I also volunteer with my family at the Greater Cleveland Food Bank. Every time I hear of a school closing, I think those kids aren’t going to eat. I have also volunteered through the (Jewish) Federation (of Cleveland) during winter break to serve lunch to kids who also need to eat.

CJN: What inspired you to volunteer to Menorah Park?

Bilsky: It started with a phone call to join the then-Women’s Association Telethon. I was 36 years old. I realized I had never even been in the building. I heard stories of my great-grandmother, who passed at Menorah Park’s precursor.

I was going by there and there was a blood drive, which they do yearly. This was 1983. I thought, “Gee, I joined this association, but what exactly did I join?” I came to donate blood and found so much vibrancy. I can still see the happy faces of all those people. So, I contacted them and decided that I would do this.

It started out as simple as entering the building. The rest is history. 

As for why I stay, if you meet someone and engage with them and see them decline, you realize they still deserve attention.
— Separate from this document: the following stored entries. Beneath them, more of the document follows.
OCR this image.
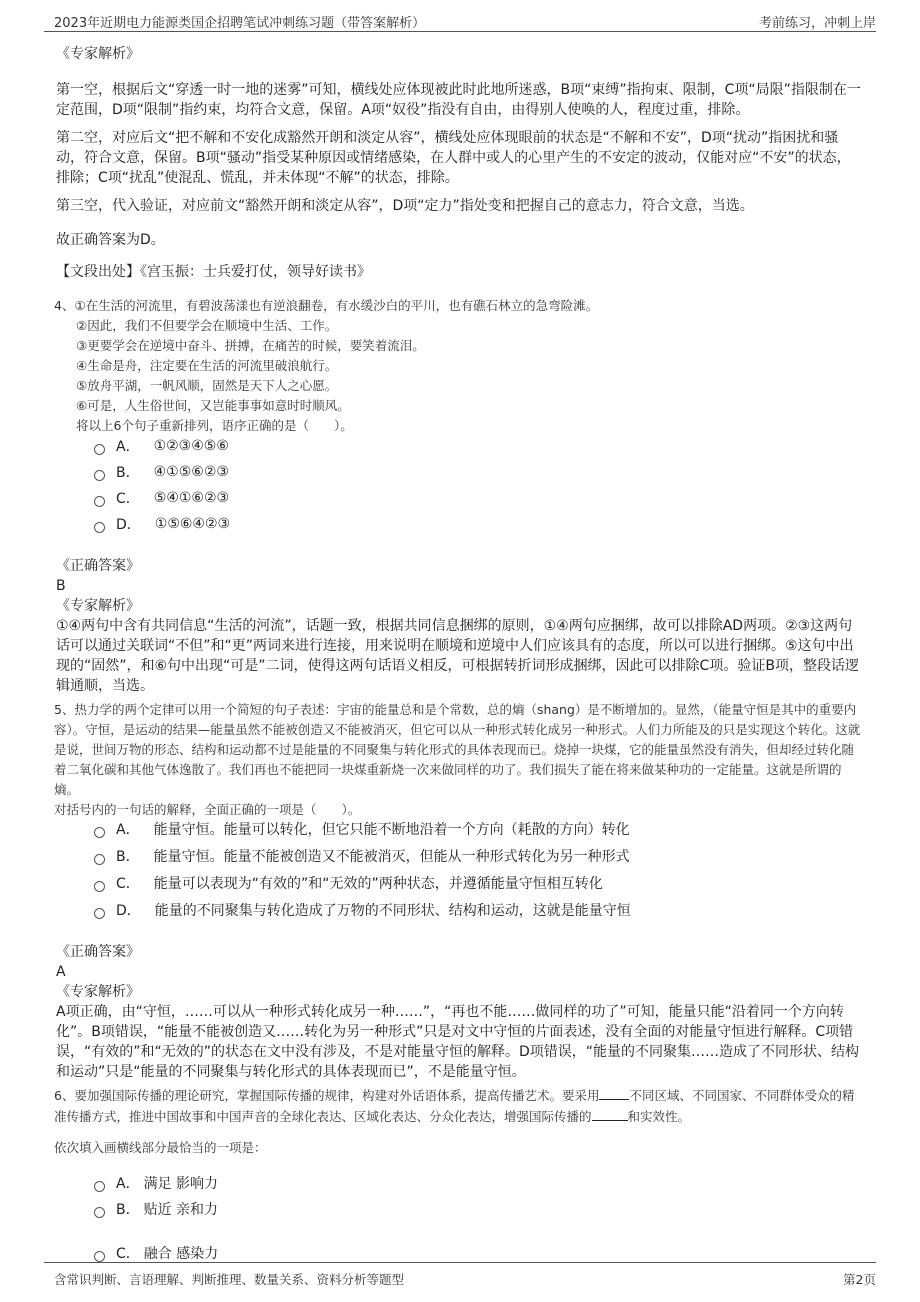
2023年近期电力能源类国企招聘笔试冲刺练习题（带答案解析）	考前练习，冲刺上岸

《专家解析》

第一空，根据后文“穿透一时一地的迷雾”可知，横线处应体现被此时此地所迷惑，B项“束缚”指拘束、限制，C项“局限”指限制在一定范围，D项“限制”指约束，均符合文意，保留。A项“奴役”指没有自由，由得别人使唤的人，程度过重，排除。

第二空，对应后文“把不解和不安化成豁然开朗和淡定从容”，横线处应体现眼前的状态是“不解和不安”，D项“扰动”指困扰和骚动，符合文意，保留。B项“骚动”指受某种原因或情绪感染，在人群中或人的心里产生的不安定的波动，仅能对应“不安”的状态，排除；C项“扰乱”使混乱、慌乱，并未体现“不解”的状态，排除。

第三空，代入验证，对应前文“豁然开朗和淡定从容”，D项“定力”指处变和把握自己的意志力，符合文意，当选。

故正确答案为D。

【文段出处】《宫玉振：士兵爱打仗，领导好读书》

4、①在生活的河流里，有碧波荡漾也有逆浪翻卷，有水缓沙白的平川，也有礁石林立的急弯险滩。

②因此，我们不但要学会在顺境中生活、工作。

③更要学会在逆境中奋斗、拼搏，在痛苦的时候，要笑着流泪。

④生命是舟，注定要在生活的河流里破浪航行。

⑤放舟平湖，一帆风顺，固然是天下人之心愿。

⑥可是，人生俗世间，又岂能事事如意时时顺风。

将以上6个句子重新排列，语序正确的是（　　）。

A． ①②③④⑤⑥
B． ④①⑤⑥②③
C． ⑤④①⑥②③
D． ①⑤⑥④②③

《正确答案》

B

《专家解析》

①④两句中含有共同信息“生活的河流”，话题一致，根据共同信息捆绑的原则，①④两句应捆绑，故可以排除AD两项。②③这两句话可以通过关联词“不但”和“更”两词来进行连接，用来说明在顺境和逆境中人们应该具有的态度，所以可以进行捆绑。⑤这句中出现的“固然”，和⑥句中出现“可是”二词，使得这两句话语义相反，可根据转折词形成捆绑，因此可以排除C项。验证B项，整段话逻辑通顺，当选。

5、热力学的两个定律可以用一个简短的句子表述：宇宙的能量总和是个常数，总的熵（shang）是不断增加的。显然，（能量守恒是其中的重要内容）。守恒，是运动的结果—能量虽然不能被创造又不能被消灭，但它可以从一种形式转化成另一种形式。人们力所能及的只是实现这个转化。这就是说，世间万物的形态、结构和运动都不过是能量的不同聚集与转化形式的具体表现而已。烧掉一块煤，它的能量虽然没有消失，但却经过转化随着二氧化碳和其他气体逸散了。我们再也不能把同一块煤重新烧一次来做同样的功了。我们损失了能在将来做某种功的一定能量。这就是所谓的熵。

对括号内的一句话的解释，全面正确的一项是（　　）。

A． 能量守恒。能量可以转化，但它只能不断地沿着一个方向（耗散的方向）转化
B． 能量守恒。能量不能被创造又不能被消灭，但能从一种形式转化为另一种形式
C． 能量可以表现为“有效的”和“无效的”两种状态，并遵循能量守恒相互转化
D． 能量的不同聚集与转化造成了万物的不同形状、结构和运动，这就是能量守恒

《正确答案》

A

《专家解析》

A项正确，由“守恒，……可以从一种形式转化成另一种……”，“再也不能……做同样的功了”可知，能量只能“沿着同一个方向转化”。B项错误，“能量不能被创造又……转化为另一种形式”只是对文中守恒的片面表述，没有全面的对能量守恒进行解释。C项错误，“有效的”和“无效的”的状态在文中没有涉及，不是对能量守恒的解释。D项错误，“能量的不同聚集……造成了不同形状、结构和运动”只是“能量的不同聚集与转化形式的具体表现而已”，不是能量守恒。

6、要加强国际传播的理论研究，掌握国际传播的规律，构建对外话语体系，提高传播艺术。要采用 不同区域、不同国家、不同群体受众的精准传播方式，推进中国故事和中国声音的全球化表达、区域化表达、分众化表达，增强国际传播的	和实效性。

依次填入画横线部分最恰当的一项是：

A． 满足 影响力
B． 贴近 亲和力
C． 融合 感染力
含常识判断、言语理解、判断推理、数量关系、资料分析等题型	第2页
They are human. People sometimes talk to the person who is pushing a wheelchair rather than the person in the chair. We, as a community, we try to treat people with the same dignity we want. That is why I stay.

CJN: Have you always been inclined to help your community?

Bilsky: I keep thinking a lot of what I’m doing is a direct result of my grandmother. She would give to charity and to people even when she was the one who needed charity herself. The sense of no matter what you have or how little you have, that you share that with others is important. It’s like I’ve had the opportunity to do what my grandmother wasn’t able to do.

I don’t know if I appreciated how much I learned from her at the time, but in a way, I’m paying forward her lessons. And seeing it reflected in my own sons, I think that is what it is all about.

CJN: What pushes you to keep going?

Bilsky: I’ve gained so much. I love the people I volunteer with and the people I help. From the laughably shy kid I was to now, I have learned if you feel something, express it. If you think a nice thought and don’t share, it doesn’t make a difference. 

As far as specific to Menorah Park, I like to think that I treat people the way I’d like to be treated if I was in their situation. As long as you’re living and breathing, you’re part of the fabric of the community. I want to make sure people know that.

Outside of volunteering, Bilsky has an “artsy streak” and loves to bake and create. She once thought she was going to be a librarian. Life had other plans.  

“I’ve never regretted anything I’ve ever studied or done. It’s all been amazing for me,” she said. “I’ve met a lot of great people in my life. I’m not bored and I can’t imagine ever being bored. I value time and I run out of it before I can finish projects. I would never want to change what I’m doing. I’m fulfilled by my volunteering and hobbies. Every day you meet a new person and find a commonality. That in itself is amazing.”